Juste ce que dit Jean-Luc Godard dans Notre musique : que le monde est en train de se diviser entre ceux qui n’ont pas et ceux qui, ne se contentant pas d’avoir, se targuent de compatir avec ceux qui n’ont pas, pour avoir plus encore.
Celui qui fait tous les colloques, celle qui gère ses émotions, ceux qui rêvent de passer à Tout le monde en parle.
Le bon usage de Joyce ne signifie pas sa vénération passive.

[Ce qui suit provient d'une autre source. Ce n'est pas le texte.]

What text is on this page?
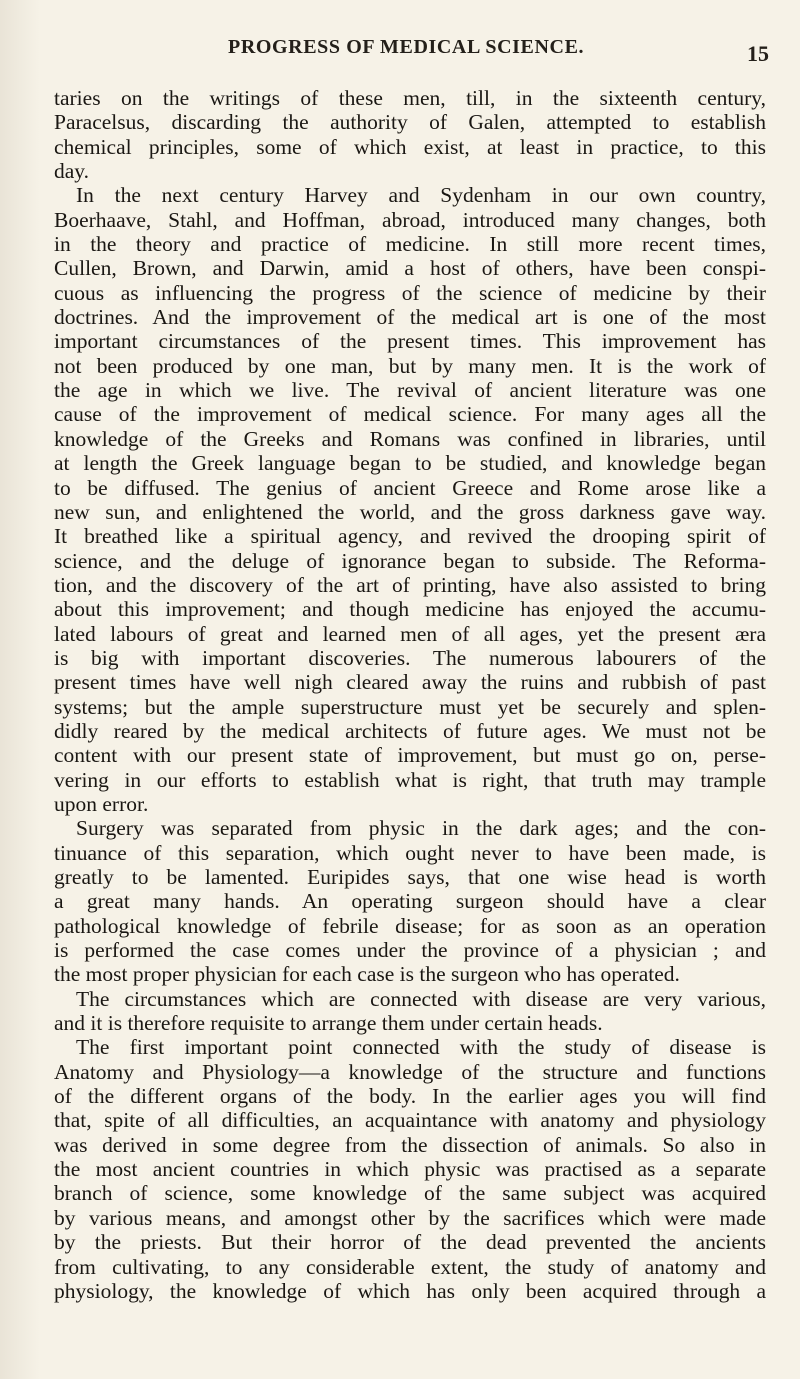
PROGRESS OF MEDICAL SCIENCE.	15
taries on the writings of these men, till, in the sixteenth century,
Paracelsus, discarding the authority of Galen, attempted to establish
chemical principles, some of which exist, at least in practice, to this
day.
In the next century Harvey and Sydenham in our own country,
Boerhaave, Stahl, and Hoffman, abroad, introduced many changes, both
in the theory and practice of medicine. In still more recent times,
Cullen, Brown, and Darwin, amid a host of others, have been conspi-
cuous as influencing the progress of the science of medicine by their
doctrines. And the improvement of the medical art is one of the most
important circumstances of the present times. This improvement has
not been produced by one man, but by many men. It is the work of
the age in which we live. The revival of ancient literature was one
cause of the improvement of medical science. For many ages all the
knowledge of the Greeks and Romans was confined in libraries, until
at length the Greek language began to be studied, and knowledge began
to be diffused. The genius of ancient Greece and Rome arose like a
new sun, and enlightened the world, and the gross darkness gave way.
It breathed like a spiritual agency, and revived the drooping spirit of
science, and the deluge of ignorance began to subside. The Reforma-
tion, and the discovery of the art of printing, have also assisted to bring
about this improvement; and though medicine has enjoyed the accumu-
lated labours of great and learned men of all ages, yet the present æra
is big with important discoveries. The numerous labourers of the
present times have well nigh cleared away the ruins and rubbish of past
systems; but the ample superstructure must yet be securely and splen-
didly reared by the medical architects of future ages. We must not be
content with our present state of improvement, but must go on, perse-
vering in our efforts to establish what is right, that truth may trample
upon error.
Surgery was separated from physic in the dark ages; and the con-
tinuance of this separation, which ought never to have been made, is
greatly to be lamented. Euripides says, that one wise head is worth
a great many hands. An operating surgeon should have a clear
pathological knowledge of febrile disease; for as soon as an operation
is performed the case comes under the province of a physician ; and
the most proper physician for each case is the surgeon who has operated.
The circumstances which are connected with disease are very various,
and it is therefore requisite to arrange them under certain heads.
The first important point connected with the study of disease is
Anatomy and Physiology—a knowledge of the structure and functions
of the different organs of the body. In the earlier ages you will find
that, spite of all difficulties, an acquaintance with anatomy and physiology
was derived in some degree from the dissection of animals. So also in
the most ancient countries in which physic was practised as a separate
branch of science, some knowledge of the same subject was acquired
by various means, and amongst other by the sacrifices which were made
by the priests. But their horror of the dead prevented the ancients
from cultivating, to any considerable extent, the study of anatomy and
physiology, the knowledge of which has only been acquired through a
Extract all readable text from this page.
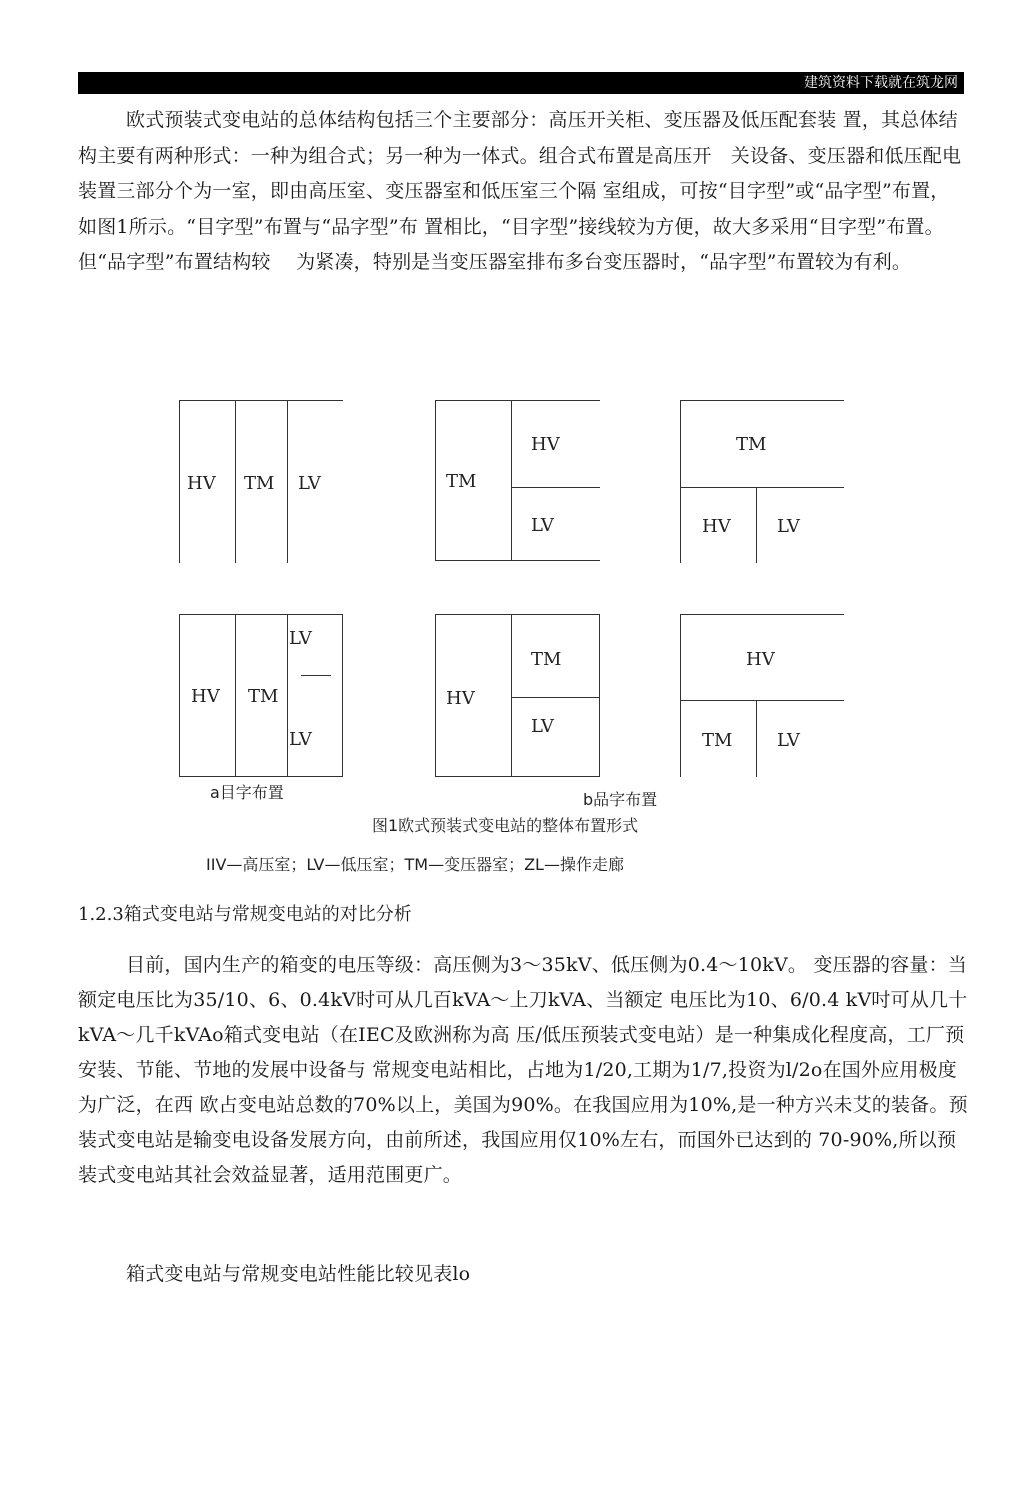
建筑资料下载就在筑龙网
欧式预装式变电站的总体结构包括三个主要部分：高压开关柜、变压器及低压配套装 置，其总体结构主要有两种形式：一种为组合式；另一种为一体式。组合式布置是高压开　关设备、变压器和低压配电装置三部分个为一室，即由高压室、变压器室和低压室三个隔 室组成，可按“目字型”或“品字型”布置，如图1所示。“目字型”布置与“品字型”布 置相比，“目字型”接线较为方便，故大多采用“目字型”布置。但“品字型”布置结构较　 为紧凑，特别是当变压器室排布多台变压器时，“品字型”布置较为有利。
HV TM LV	TM
HV
LV
TM
HV	LV
HV TM
LV
LV
HV
TM
LV
HV
TM LV
a目字布置	b品字布置
图1欧式预装式变电站的整体布置形式
IIV—高压室；LV—低压室；TM—变压器室；ZL—操作走廊
1.2.3箱式变电站与常规变电站的对比分析
目前，国内生产的箱变的电压等级：高压侧为3～35kV、低压侧为0.4～10kV。 变压器的容量：当额定电压比为35/10、6、0.4kV时可从几百kVA～上刀kVA、当额定 电压比为10、6/0.4 kV吋可从几十kVA～几千kVAo箱式变电站（在IEC及欧洲称为高 压/低压预装式变电站）是一种集成化程度高，工厂预安装、节能、节地的发展中设备与 常规变电站相比，占地为1/20,工期为1/7,投资为l/2o在国外应用极度为广泛，在西 欧占变电站总数的70%以上，美国为90%。在我国应用为10%,是一种方兴未艾的装备。预 装式变电站是输变电设备发展方向，由前所述，我国应用仅10%左右，而国外已达到的 70-90%,所以预装式变电站其社会效益显著，适用范围更广。
箱式变电站与常规变电站性能比较见表lo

C’est une pratique et une expérience, vécue jusqu’à sa limite, qui contient sa propre rupture et son dépassement.
En songeant à ma (re)lecture d’Ulysse je me demande ce qui tout de même me manque là-dedans, pour constater : l’émotion.
Sur France-Culture cette question d’un jeune intervenant : « Êtes-vous plutôt du côté de l’effondrement et de la trouée, ou plutôt du côté de la présence ? » Et cette réponse lentement articulée : «J’aimerais dire qu’il faut que s’établisse une nouvelle solidarité entre les fractures qui nous engagent au niveau du placement. » Et ainsi de suite…
Marcher plus régulièrement, pour se préparer à mieux bondir.
Ecrire pour l’éternité, ou disons : écrire comme pour l’éternité, sans y penser un instant.
William Trevor est de ceux qui nous prouvent, tout tranquillement, qu’il est encore possible d’écrire après Joyce.
Alexandre Vinet: «La pratique de la vie : voilà l’étude qui surpasse toutes les autres ».
Ou ceci : « Les méthodes surgissent quand les hommes viennent à manquer. »
À tout ce que dit Alexandre Vinet de l’assèchement cérébral des philosophes de profession, je souscris. Et à cela aussi: «A l’âme seule appartiennent les pensées qui réunissent, à l’esprit seul celles qui divisent (…). Le fond de toute création est un mystère.»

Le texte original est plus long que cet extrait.